Edge files directory: This must be consistent with the 'Edge file path'. By default, the circular plots and the final summary report use gene names. If you prefer to use Uniprot IDs, you can switch to the Uniprot folder (formatted identically to the 'Edge file path').
TF database: If you wish to utilize your custom transcription factor dataset, you can upload it here. Ensure it follows the same format as the dataset available on GitHub (Databases/_TF with the mandatory column 'Symbol'). You must provide this table if you have species other than the pre-loaded ones and wish to perform this analysis segment.
| Species | Symbol | Family | ||
|---|---|---|---|---|
| 9606 | PAX8 | PAX | ||
| 9606 | STAT3 | STAT |
Centralities file: By default, circular diagrams are generated for the combination of all omics datasets. However, you have the flexibility to create circular plots and pathways for individual omics datasets as they were all analyzed. Given the option to upload your file, you can customize your input, which can influence the final plots. This is particularly beneficial if the representation of the top 30% most central nodes does not align with your data.
Kinome Database: In the summary report, kinases are identified using a pre-compiled database. If you wish to highlight elements other than kinases, you have the option to change this database to one of your preferences. Ensure that the format of the uploaded text file matches that of the one provided on GitHub (Databases/kinome.txt with mandatory columns 'Uniprot' and 'Gene_name').
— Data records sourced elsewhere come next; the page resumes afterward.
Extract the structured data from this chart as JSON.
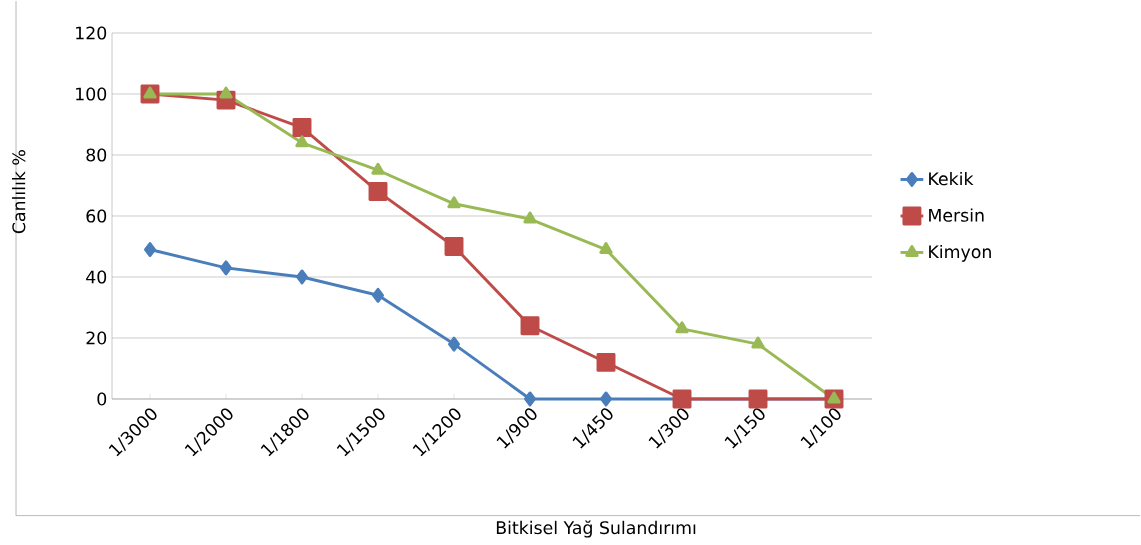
{
  "chart_data": {
    "type": "line",
    "xlabel": "Bitkisel Yağ Sulandırımı",
    "ylabel": "Canlılık %",
    "categories": [
      "1/3000",
      "1/2000",
      "1/1800",
      "1/1500",
      "1/1200",
      "1/900",
      "1/450",
      "1/300",
      "1/150",
      "1/100"
    ],
    "series": [
      {
        "name": "Kekik",
        "color": "#4a7ebb",
        "marker": "diamond",
        "values": [
          49,
          43,
          40,
          34,
          18,
          0,
          0,
          0,
          0,
          0
        ]
      },
      {
        "name": "Mersin",
        "color": "#be4b48",
        "marker": "square",
        "values": [
          100,
          98,
          89,
          68,
          50,
          24,
          12,
          0,
          0,
          0
        ]
      },
      {
        "name": "Kimyon",
        "color": "#98b954",
        "marker": "triangle",
        "values": [
          100,
          100,
          84,
          75,
          64,
          59,
          49,
          23,
          18,
          0
        ]
      }
    ],
    "ylim": [
      0,
      120
    ],
    "yticks": [
      0,
      20,
      40,
      60,
      80,
      100,
      120
    ],
    "grid": "y",
    "legend": "right",
    "line_style": "solid"
  }
}
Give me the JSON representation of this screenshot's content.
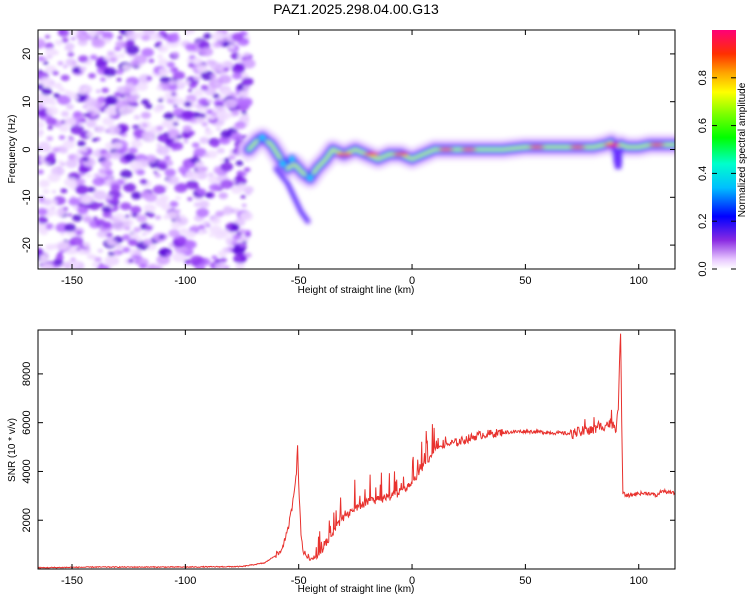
{
  "title": "PAZ1.2025.298.04.00.G13",
  "chart_data": [
    {
      "type": "heatmap",
      "name": "spectrogram",
      "xlabel": "Height of straight line (km)",
      "ylabel": "Frequency (Hz)",
      "xlim": [
        -165,
        116
      ],
      "ylim": [
        -25,
        25
      ],
      "xticks": [
        -150,
        -100,
        -50,
        0,
        50,
        100
      ],
      "yticks": [
        -20,
        -10,
        0,
        10,
        20
      ],
      "noise_region_x": [
        -165,
        -72
      ],
      "ridge": {
        "x": [
          -72,
          -68,
          -66,
          -62,
          -58,
          -55,
          -52,
          -50,
          -48,
          -45,
          -42,
          -38,
          -35,
          -30,
          -25,
          -20,
          -15,
          -10,
          -5,
          0,
          5,
          10,
          20,
          30,
          40,
          50,
          60,
          70,
          80,
          85,
          88,
          90,
          92,
          95,
          100,
          105,
          110,
          116
        ],
        "freq": [
          0,
          2,
          2.5,
          1,
          -2,
          -4,
          -3,
          -4,
          -5,
          -6,
          -4,
          -2,
          0,
          -1,
          0,
          -1,
          -2,
          -1,
          -1,
          -2,
          -1,
          0,
          0,
          0,
          0,
          0.5,
          0.5,
          0.5,
          0.5,
          1,
          1.5,
          0.5,
          1,
          0.5,
          0.5,
          1,
          1,
          1
        ]
      }
    },
    {
      "type": "colorbar",
      "name": "amplitude-colorbar",
      "label": "Normalized spectral amplitude",
      "range": [
        0,
        1
      ],
      "ticks": [
        "0.0",
        "0.2",
        "0.4",
        "0.6",
        "0.8"
      ]
    },
    {
      "type": "line",
      "name": "snr",
      "xlabel": "Height of straight line (km)",
      "ylabel": "SNR (10 * v/v)",
      "xlim": [
        -165,
        116
      ],
      "ylim": [
        0,
        9800
      ],
      "xticks": [
        -150,
        -100,
        -50,
        0,
        50,
        100
      ],
      "yticks": [
        2000,
        4000,
        6000,
        8000
      ],
      "color": "#e8322e",
      "anchors": {
        "x": [
          -165,
          -140,
          -100,
          -75,
          -65,
          -58,
          -55,
          -53,
          -51,
          -50.5,
          -50,
          -49,
          -48,
          -46,
          -44,
          -42,
          -40,
          -35,
          -30,
          -25,
          -20,
          -15,
          -10,
          -5,
          0,
          5,
          10,
          20,
          30,
          40,
          50,
          60,
          70,
          80,
          85,
          88,
          90,
          91,
          91.5,
          92,
          92.5,
          93,
          95,
          100,
          105,
          108,
          110,
          116
        ],
        "snr": [
          50,
          80,
          80,
          100,
          250,
          700,
          1500,
          2500,
          4000,
          5000,
          3500,
          1500,
          700,
          500,
          450,
          600,
          900,
          1700,
          2300,
          2600,
          2900,
          3000,
          3100,
          3300,
          3700,
          4400,
          5000,
          5200,
          5500,
          5600,
          5650,
          5600,
          5550,
          5700,
          5900,
          6000,
          5800,
          6500,
          8500,
          9700,
          6000,
          3100,
          3000,
          3100,
          3100,
          3000,
          3200,
          3100
        ]
      }
    }
  ]
}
You must provide this table if you have species other than the pre-loaded ones and wish to perform this analysis segment.
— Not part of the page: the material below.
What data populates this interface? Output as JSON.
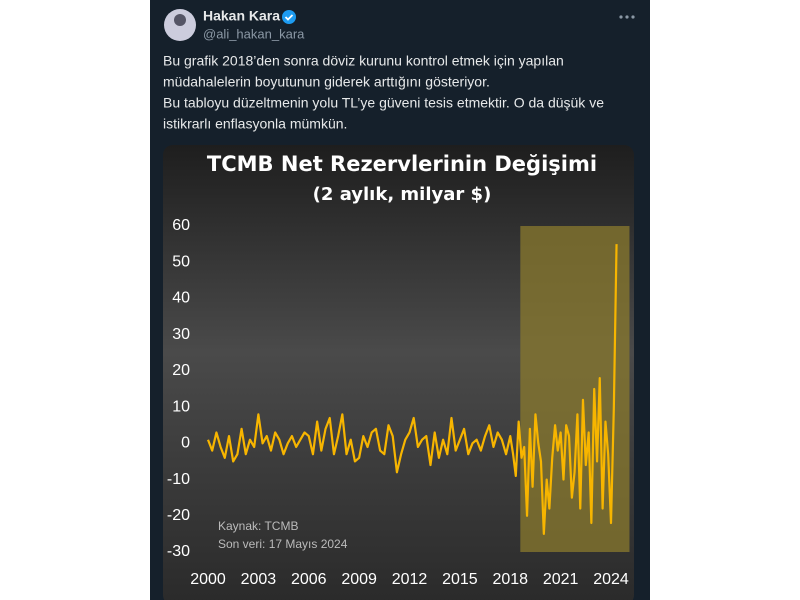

File_ending: By default, circular diagrams, pathway plots, and summary reports are generated using the network composed of all omics data (files ending with 'Total'). If you prefer to generate plots only for a specific omics dataset, you can change the file ending here to match the one corresponding to your input omics file name.
When changing the parameters in the custom algorithm tab, ensure consistency by updating all relevant fields! For example, do not change the File_ending without uploading another Centrality file!
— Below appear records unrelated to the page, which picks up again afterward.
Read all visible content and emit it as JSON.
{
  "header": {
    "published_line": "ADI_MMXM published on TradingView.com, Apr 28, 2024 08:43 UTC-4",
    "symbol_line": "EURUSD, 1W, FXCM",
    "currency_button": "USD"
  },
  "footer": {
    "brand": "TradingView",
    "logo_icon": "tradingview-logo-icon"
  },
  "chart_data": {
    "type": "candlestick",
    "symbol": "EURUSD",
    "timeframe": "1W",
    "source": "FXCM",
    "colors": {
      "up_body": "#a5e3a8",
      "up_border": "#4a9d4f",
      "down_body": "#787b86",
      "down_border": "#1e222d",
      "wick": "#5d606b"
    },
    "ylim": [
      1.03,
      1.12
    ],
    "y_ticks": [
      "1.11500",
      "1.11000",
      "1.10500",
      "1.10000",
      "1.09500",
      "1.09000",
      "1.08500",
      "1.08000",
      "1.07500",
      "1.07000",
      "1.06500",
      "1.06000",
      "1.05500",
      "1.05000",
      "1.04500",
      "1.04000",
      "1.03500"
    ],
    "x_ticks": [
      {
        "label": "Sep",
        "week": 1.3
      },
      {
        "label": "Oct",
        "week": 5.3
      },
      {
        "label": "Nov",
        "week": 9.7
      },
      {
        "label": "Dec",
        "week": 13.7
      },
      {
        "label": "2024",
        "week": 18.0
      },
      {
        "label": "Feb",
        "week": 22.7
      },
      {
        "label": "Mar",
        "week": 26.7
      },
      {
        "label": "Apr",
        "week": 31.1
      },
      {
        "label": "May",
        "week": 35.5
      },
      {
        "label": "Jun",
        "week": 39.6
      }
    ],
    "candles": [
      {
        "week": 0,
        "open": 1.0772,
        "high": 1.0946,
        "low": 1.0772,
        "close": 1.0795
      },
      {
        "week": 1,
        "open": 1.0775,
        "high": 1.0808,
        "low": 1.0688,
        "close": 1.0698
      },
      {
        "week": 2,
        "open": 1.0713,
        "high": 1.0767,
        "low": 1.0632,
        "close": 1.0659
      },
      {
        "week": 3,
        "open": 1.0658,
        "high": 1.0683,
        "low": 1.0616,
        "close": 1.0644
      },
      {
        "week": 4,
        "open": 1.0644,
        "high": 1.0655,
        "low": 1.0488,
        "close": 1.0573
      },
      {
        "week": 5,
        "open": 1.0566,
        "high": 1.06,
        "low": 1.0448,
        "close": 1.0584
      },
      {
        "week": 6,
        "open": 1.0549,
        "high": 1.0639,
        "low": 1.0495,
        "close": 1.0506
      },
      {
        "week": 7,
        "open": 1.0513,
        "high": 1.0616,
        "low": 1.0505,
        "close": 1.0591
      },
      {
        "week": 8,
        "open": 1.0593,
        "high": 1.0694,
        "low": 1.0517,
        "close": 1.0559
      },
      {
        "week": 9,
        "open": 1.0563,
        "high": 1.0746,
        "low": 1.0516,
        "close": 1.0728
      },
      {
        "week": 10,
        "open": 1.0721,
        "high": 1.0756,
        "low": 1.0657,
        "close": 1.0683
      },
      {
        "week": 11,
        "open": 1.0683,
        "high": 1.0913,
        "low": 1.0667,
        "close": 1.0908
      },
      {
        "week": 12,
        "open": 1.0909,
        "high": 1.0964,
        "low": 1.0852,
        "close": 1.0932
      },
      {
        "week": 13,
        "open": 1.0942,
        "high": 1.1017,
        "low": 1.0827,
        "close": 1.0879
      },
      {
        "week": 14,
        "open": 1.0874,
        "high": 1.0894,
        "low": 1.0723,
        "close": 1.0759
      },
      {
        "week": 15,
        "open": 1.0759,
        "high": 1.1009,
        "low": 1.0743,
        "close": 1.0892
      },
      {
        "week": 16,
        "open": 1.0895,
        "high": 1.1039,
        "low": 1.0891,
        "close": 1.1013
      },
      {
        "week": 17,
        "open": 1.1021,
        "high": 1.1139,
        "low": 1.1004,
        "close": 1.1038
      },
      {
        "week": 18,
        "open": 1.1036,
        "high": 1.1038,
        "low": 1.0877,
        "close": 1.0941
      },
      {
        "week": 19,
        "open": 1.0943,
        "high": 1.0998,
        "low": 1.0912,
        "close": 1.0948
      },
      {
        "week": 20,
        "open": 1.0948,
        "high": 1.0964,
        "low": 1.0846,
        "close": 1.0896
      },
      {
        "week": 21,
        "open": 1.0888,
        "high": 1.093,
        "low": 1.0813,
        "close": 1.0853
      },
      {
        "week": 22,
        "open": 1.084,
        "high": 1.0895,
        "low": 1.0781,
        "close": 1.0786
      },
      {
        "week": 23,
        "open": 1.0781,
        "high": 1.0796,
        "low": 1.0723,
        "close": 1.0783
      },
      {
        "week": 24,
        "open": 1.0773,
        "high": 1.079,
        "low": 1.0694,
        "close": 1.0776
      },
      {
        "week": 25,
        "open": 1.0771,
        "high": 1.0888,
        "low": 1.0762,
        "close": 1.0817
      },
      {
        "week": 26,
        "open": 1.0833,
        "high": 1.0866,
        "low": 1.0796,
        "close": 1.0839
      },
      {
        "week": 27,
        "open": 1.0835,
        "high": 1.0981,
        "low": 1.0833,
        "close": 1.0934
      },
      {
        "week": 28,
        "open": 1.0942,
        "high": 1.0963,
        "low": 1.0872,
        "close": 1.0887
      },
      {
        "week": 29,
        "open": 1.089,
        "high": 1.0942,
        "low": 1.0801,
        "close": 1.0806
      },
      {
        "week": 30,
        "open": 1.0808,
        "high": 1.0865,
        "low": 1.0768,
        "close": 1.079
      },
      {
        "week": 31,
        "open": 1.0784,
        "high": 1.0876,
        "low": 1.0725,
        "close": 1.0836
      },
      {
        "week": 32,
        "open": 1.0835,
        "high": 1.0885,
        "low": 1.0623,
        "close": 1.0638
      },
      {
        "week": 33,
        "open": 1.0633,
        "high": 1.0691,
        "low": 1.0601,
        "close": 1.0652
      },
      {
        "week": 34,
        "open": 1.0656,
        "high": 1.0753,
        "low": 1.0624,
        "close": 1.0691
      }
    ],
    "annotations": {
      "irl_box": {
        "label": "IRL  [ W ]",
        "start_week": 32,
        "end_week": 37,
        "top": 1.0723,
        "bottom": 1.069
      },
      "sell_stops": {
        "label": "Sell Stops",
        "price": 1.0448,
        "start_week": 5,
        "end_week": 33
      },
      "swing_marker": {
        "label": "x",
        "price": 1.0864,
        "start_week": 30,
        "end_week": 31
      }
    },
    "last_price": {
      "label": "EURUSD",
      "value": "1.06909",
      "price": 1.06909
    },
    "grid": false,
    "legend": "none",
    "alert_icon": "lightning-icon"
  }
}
Purpose of the Custom algorithms:
· Integrate splicing data or data with similar properties with other omics measurements.
· Run MONET using another algorithm such as (R1 or K1) without waiting for the computation of all centralities;
· Provide a different background for the pathway over-representation analysis;
· Provide a different signaling pathways knowledge database for the pathway over-representation analysis;
· Instead of highlighting the kinases in the summary report, you can leverage the algorithm and replace the Kinome database with one containing elements you wish to search and highlight. For instance, you can search for important phosphatases by providing a phosphatase database structured similarly to the Kinome database.
· Modify the centrality file used for generating the circular diagram plot to emphasize different hits
Miscellaneous
· NOODAI relies mainly on protein-protein and small molecules interaction networks. Certain omics data, such as transcriptomics, can be utilized to construct such a network. However, some omics measurements are not inherently linked to proteins/small molecules, rendering a protein-protein interaction network purposeless (such as miRNAs). These should be mapped to either a ChEBI ID or UniProt ID.
· Small molecule interactions are taken from IntAct. If you want other interaction source you should provide them as a custom made "Interaction File".
· If you analyze other species that the pre-loaded ones you must provide all databases files and you can use the platform only for protein-protein interaction networks (due to ID conversion restrictions from BiomaRt).